곤궁하고 빈한한 품군은 너의 형제든지 네 땅 성문안에 우거하는 객이든지 그를 학대하지 말며
15 Gij moet hem iedere dag zijn loon uitbetalen, zodat de zon daarover niet ondergaat; want hij is arm en verlangt er naar. Anders klaagt hij u bij Jahweh aan, en treft u schuld.
그 품삯을 당일에 주고 해진 후까지 끌지 말라 이는 그가 빈궁하므로 마음에 품삯을 사모함이라 두렵건대 그가 너를 여호와께 호소하면 죄가 네게로 돌아갈까 하노라
16 Vaders mogen niet worden gedood om de schuld van de kinderen, en kinderen niet om die van de vaders; maar iedereen zal voor zijn eigen zonden worden gedood.

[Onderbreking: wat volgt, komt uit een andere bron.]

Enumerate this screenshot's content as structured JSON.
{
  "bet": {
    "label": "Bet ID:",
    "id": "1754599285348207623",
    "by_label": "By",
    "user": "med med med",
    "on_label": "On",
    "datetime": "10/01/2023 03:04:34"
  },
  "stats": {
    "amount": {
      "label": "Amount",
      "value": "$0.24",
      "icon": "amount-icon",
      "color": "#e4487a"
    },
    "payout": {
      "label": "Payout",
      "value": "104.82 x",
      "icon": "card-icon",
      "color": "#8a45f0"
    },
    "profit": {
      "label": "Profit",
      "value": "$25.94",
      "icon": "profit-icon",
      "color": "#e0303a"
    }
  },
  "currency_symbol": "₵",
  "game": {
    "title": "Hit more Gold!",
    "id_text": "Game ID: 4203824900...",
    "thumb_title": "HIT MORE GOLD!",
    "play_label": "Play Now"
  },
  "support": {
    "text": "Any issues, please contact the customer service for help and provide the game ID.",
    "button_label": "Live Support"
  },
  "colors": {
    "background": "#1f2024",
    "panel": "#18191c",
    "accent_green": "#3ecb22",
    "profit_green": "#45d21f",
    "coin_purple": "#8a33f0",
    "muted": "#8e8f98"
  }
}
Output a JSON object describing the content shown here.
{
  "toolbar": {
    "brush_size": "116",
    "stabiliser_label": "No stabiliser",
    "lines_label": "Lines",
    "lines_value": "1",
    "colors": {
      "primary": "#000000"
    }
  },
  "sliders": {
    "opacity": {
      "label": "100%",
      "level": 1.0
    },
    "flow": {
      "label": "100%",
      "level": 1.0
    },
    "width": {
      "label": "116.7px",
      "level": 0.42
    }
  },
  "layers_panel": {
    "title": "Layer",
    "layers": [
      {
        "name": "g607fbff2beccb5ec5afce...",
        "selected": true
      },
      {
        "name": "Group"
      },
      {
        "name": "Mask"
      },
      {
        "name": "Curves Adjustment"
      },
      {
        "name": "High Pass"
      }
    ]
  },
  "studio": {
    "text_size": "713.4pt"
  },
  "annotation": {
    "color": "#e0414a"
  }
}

아비는 그 자식들을 인하여 죽임을 당치 않을 것이요 자식들은 그 아비를 인하여 죽임을 당치 않을 것이라 각 사람은 자기 죄에 죽임을 당할 것이니라
17 Gij moogt het recht van den vreemdeling en van den wees niet verkrachten, en geen beslag leggen op het kleed van een weduwe.

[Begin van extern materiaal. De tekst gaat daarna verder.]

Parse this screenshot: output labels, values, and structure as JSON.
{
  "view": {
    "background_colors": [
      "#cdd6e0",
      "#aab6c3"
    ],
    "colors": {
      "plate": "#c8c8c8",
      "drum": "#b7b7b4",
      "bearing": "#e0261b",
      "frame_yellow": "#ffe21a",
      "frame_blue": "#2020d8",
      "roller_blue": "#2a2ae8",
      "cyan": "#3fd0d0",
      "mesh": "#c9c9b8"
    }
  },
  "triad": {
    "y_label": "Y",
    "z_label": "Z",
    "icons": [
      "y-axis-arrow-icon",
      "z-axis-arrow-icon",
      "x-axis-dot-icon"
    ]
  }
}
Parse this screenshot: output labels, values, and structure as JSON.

너는 객이나 고아의 송사를 억울하게 말며 과부의 옷을 전집하지말라
18 Denk er aan, dat gij slaaf zijt geweest in Egypte, en Jahweh, uw God, u daaruit heeft bevrijd; daarom beveel ik u, zo te handelen.
너는 애굽에서 종이 되었던 일과 네 하나님 여호와께서 너를 거기서 속량하신 것을 기억하라! 이러므로 내가 네게 이 일을 행하라 명하노라
19 Wanneer gij op uw akker aan het oogsten zijt, en een schoof op de akker vergeet, moogt gij niet terugkeren, om die te gaan halen. Ze komt den vreemdeling, den wees en de weduwe toe, opdat Jahweh, uw God, u zegene bij al wat ge doet.
네가 밭에서 곡식을 벨 때에 그 한 뭇을 밭에 잊어버렸거든 다시 가서 취하지 말고 객과 고아와 과부를 위하여 버려두라 그리하면 네 하나님 여호와께서 네 손으로 하는 범사에 복을 내리시리라
20 En wanneer ge uw olijven afslaat, moogt ge de takken niet verder afzoeken; dit is voor den vreemdeling, den wees en de weduwe.
네가 네 감람나무를 떤 후에 그 가지를 다시 살피지 말고 그 남은 것은 객과 고아와 과부를 위하여 버려두며
21 Of wanneer gij uw wijngaard plukt, moogt ge geen nalezing houden; ook dit is voor den vreemdeling, den wees en de weduwe.
네가 네 포도원의 포도를 딴 후에 그 남은 것을 다시 따지 말고 객과 고아와 과부를 위하여 버려두라
22 Denk er aan, dat gij slaaf zijt geweest in Egypte; daarom beveel ik u, zo te handelen.